Toledo Christian, which held a 34-33 halftime lead, rallied from an eight-point third-quarter deficit to take a 50-49 lead late in the quarter on Ethan Michael's bucket, then rallied from down 57-52 with 6:00 left in the fourth quarter to retake the lead.

Three times in the closing two minutes of regulation, the Eagles held leads only to watch the Bulldogs pull even and eventually force overtime.

Michael, TC's 6-7 Air Force-bound senior forward, turned in a solid 20-point, 13-rebound performance. But it was Michael's passing that put the Eagles in position to win late.

Michael fed Cory Brittenham for a layup for a 58-57 lead with 2:35 to play, then threw another nifty assist pass to Levi Hut-

macher for a three-point lead 35 seconds later.

After the Bulldogs' Colin Barth hit the 11th of his team's 12

3-pointers to tie it at 60 with

1:26 left in regulation, Brittenham (six points) and Hutmacher (12 points) sandwiched baskets around one from Olmsted Falls' Orlando Glenn to keep TC up 64-62 with 27 seconds to go.

But Tony Lanza, who hit five 3-pointers en route to a team-high 17 points, lofted a lob pass to Scott Kimmey for a layup with 10 seconds left in regulation.

In the extra period, Kimmey came alive, scoring seven unanswered points, one on a 3-pointer, to give his team a lead it would not relinquish.

"Whoever scores at the beginning of overtime is usually going to win the game," Michael said, "and we didn't score first."

Counting the lob layup that forced overtime, Kimmey scored nine of his 13 points in a span of 1:29. His bucket off a lob from John Atkinson 1:19 into OT capped that spurt and put Olmsted Falls ahead 71-64.

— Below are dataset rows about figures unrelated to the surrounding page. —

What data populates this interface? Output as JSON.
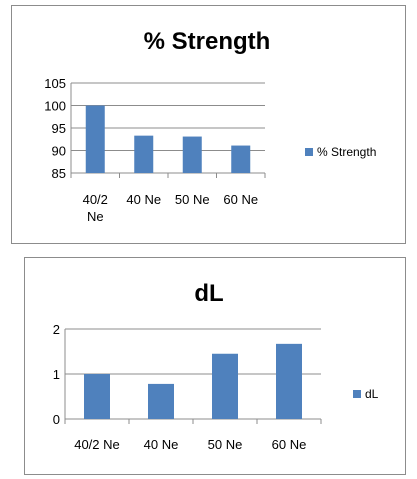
{
  "chart_data": [
    {
      "type": "bar",
      "title": "% Strength",
      "categories": [
        "40/2 Ne",
        "40 Ne",
        "50 Ne",
        "60 Ne"
      ],
      "series": [
        {
          "name": "% Strength",
          "values": [
            100,
            93.3,
            93.1,
            91.1
          ]
        }
      ],
      "ylim": [
        85,
        105
      ],
      "yticks": [
        85,
        90,
        95,
        100,
        105
      ],
      "grid": true,
      "legend": "right",
      "color": "#4f81bd"
    },
    {
      "type": "bar",
      "title": "dL",
      "categories": [
        "40/2 Ne",
        "40 Ne",
        "50 Ne",
        "60 Ne"
      ],
      "series": [
        {
          "name": "dL",
          "values": [
            1.0,
            0.78,
            1.45,
            1.67
          ]
        }
      ],
      "ylim": [
        0,
        2
      ],
      "yticks": [
        0,
        1,
        2
      ],
      "grid": true,
      "legend": "right",
      "color": "#4f81bd"
    }
  ]
}
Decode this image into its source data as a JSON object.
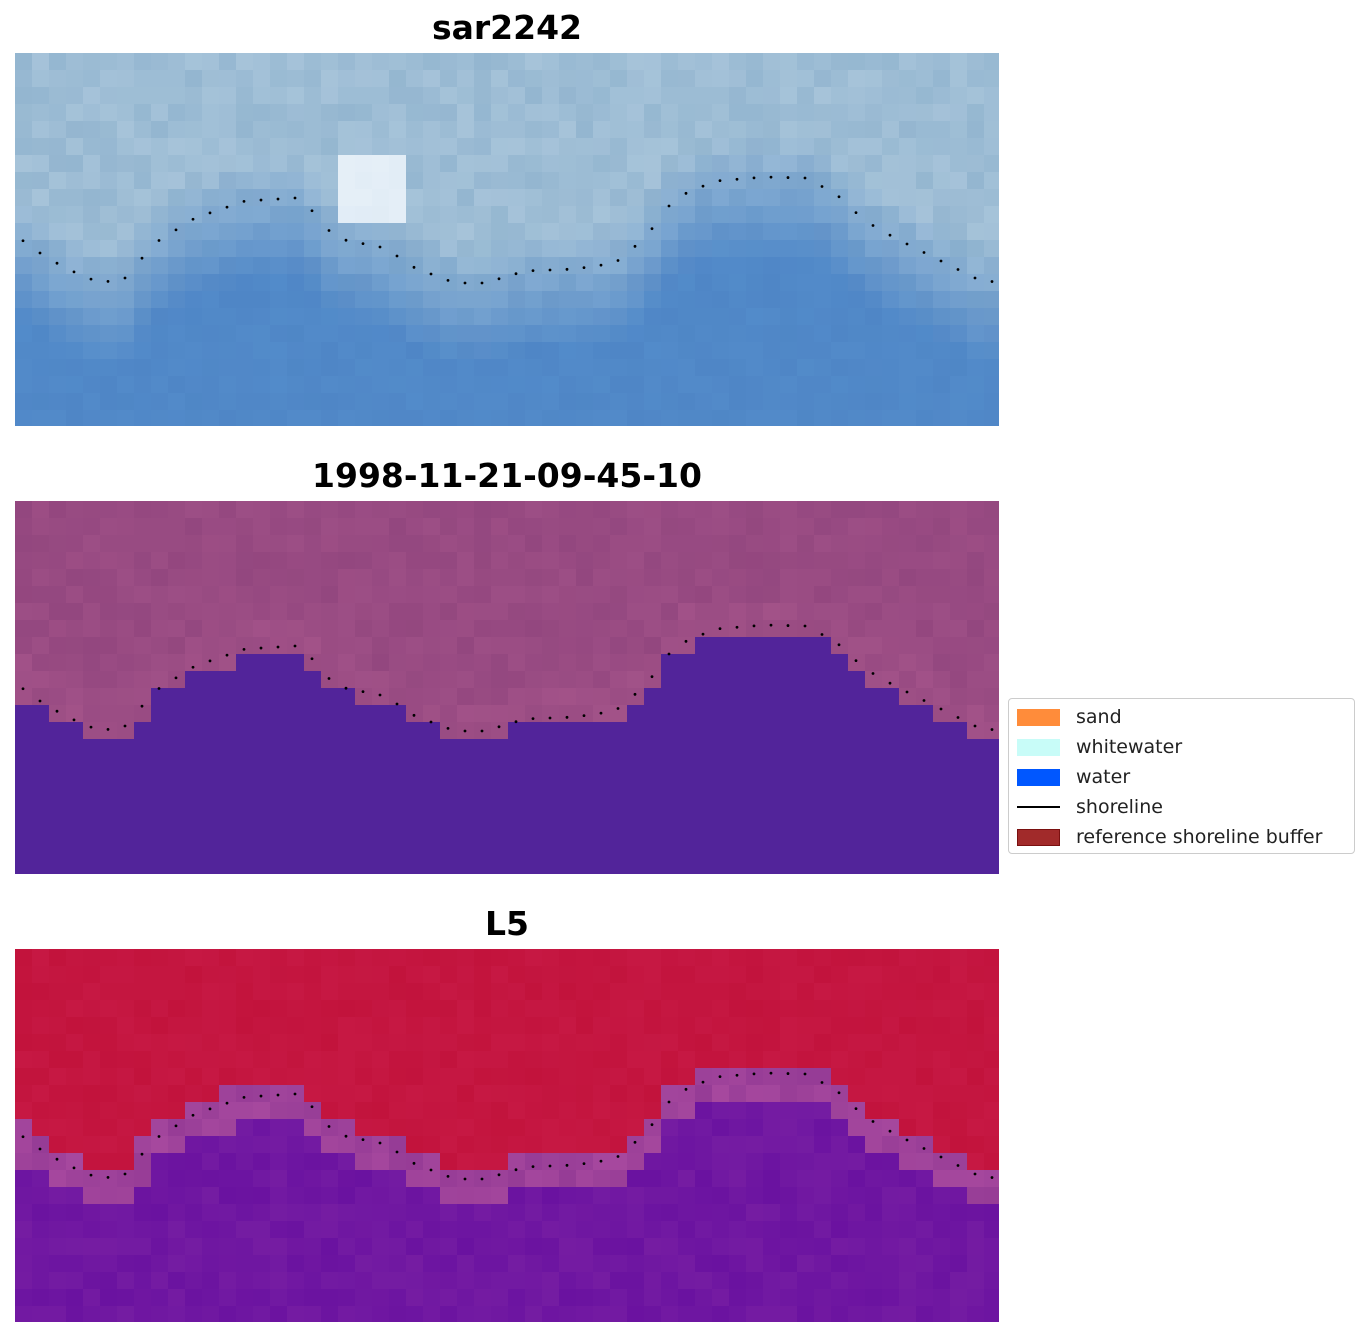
{
  "panels": [
    {
      "title": "sar2242",
      "style": "rgb"
    },
    {
      "title": "1998-11-21-09-45-10",
      "style": "classified"
    },
    {
      "title": "L5",
      "style": "index"
    }
  ],
  "legend": {
    "items": [
      {
        "label": "sand",
        "kind": "patch",
        "color": "#ff8c3a"
      },
      {
        "label": "whitewater",
        "kind": "patch",
        "color": "#c8fcf8"
      },
      {
        "label": "water",
        "kind": "patch",
        "color": "#0057ff"
      },
      {
        "label": "shoreline",
        "kind": "line",
        "color": "#000000"
      },
      {
        "label": "reference shoreline buffer",
        "kind": "patch",
        "color": "#a12a2a",
        "edge": "#7a1010"
      }
    ]
  },
  "colors": {
    "rgb_land": "#94b6d0",
    "rgb_water": "#4f86c6",
    "class_land": "#93477f",
    "class_water": "#52249a",
    "index_land": "#c2133c",
    "index_water": "#6a12a0",
    "shoreline_points": "#000000"
  }
}
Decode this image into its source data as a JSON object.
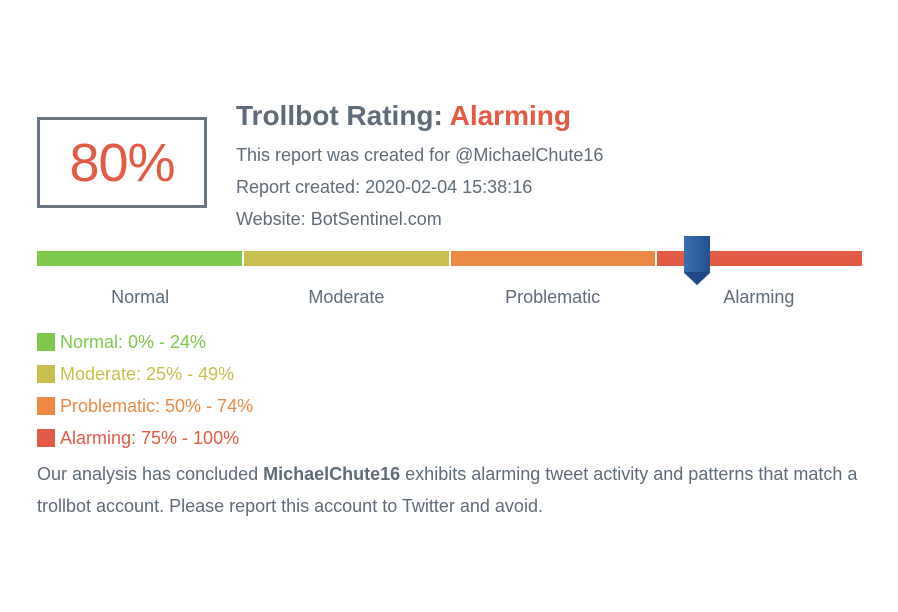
{
  "score": {
    "value": "80%"
  },
  "title": {
    "prefix": "Trollbot Rating: ",
    "rating": "Alarming"
  },
  "meta": {
    "created_for": "This report was created for @MichaelChute16",
    "created_at": "Report created: 2020-02-04 15:38:16",
    "website": "Website: BotSentinel.com"
  },
  "scale": {
    "marker_fraction": 0.8,
    "segments": [
      {
        "label": "Normal",
        "color": "#7ec94c"
      },
      {
        "label": "Moderate",
        "color": "#c8bf4c"
      },
      {
        "label": "Problematic",
        "color": "#ec8945"
      },
      {
        "label": "Alarming",
        "color": "#e45b45"
      }
    ],
    "marker_color": "#2f5e9f"
  },
  "legend": [
    {
      "text": "Normal: 0% - 24%",
      "color": "#7ec94c"
    },
    {
      "text": "Moderate: 25% - 49%",
      "color": "#c8bf4c"
    },
    {
      "text": "Problematic: 50% - 74%",
      "color": "#ec8945"
    },
    {
      "text": "Alarming: 75% - 100%",
      "color": "#e45b45"
    }
  ],
  "conclusion": {
    "before": "Our analysis has concluded ",
    "account": "MichaelChute16",
    "after": " exhibits alarming tweet activity and patterns that match a trollbot account. Please report this account to Twitter and avoid."
  }
}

"We came out hard and then lost our composure a little and didn't make the shots we wanted," Michael said. "I take personal responsibility for that. I didn't make the shots I needed to make for my team to win.

"I'm not happy with the loss, but that's OK. We'll get better from it."

Toledo Christian pulled within 71-68 after buckets from Grant Sims (15 points) and Hutmacher, the latter with 1:50 left in OT, but failed to score thereafter.

Barth added 12 points for the Bulldogs (3-3), and teammate Steve Battaglia had 11 points and eight rebounds.

The Eagles shot 57 percent (30 of 53) from the field and edged Olmsted Falls 30-29 in rebounding, but the difference was the Bulldogs' marksmanship beyond the arc. The Bulldogs shot 48 percent from the field, including 12-of-26 (46 percent) on 3-pointers. TC was 3-of-8 outside the arc.

"Maybe we ran out of gas, I don't know," McWhinnie said. "But I thought our kids played hard and fought to the end."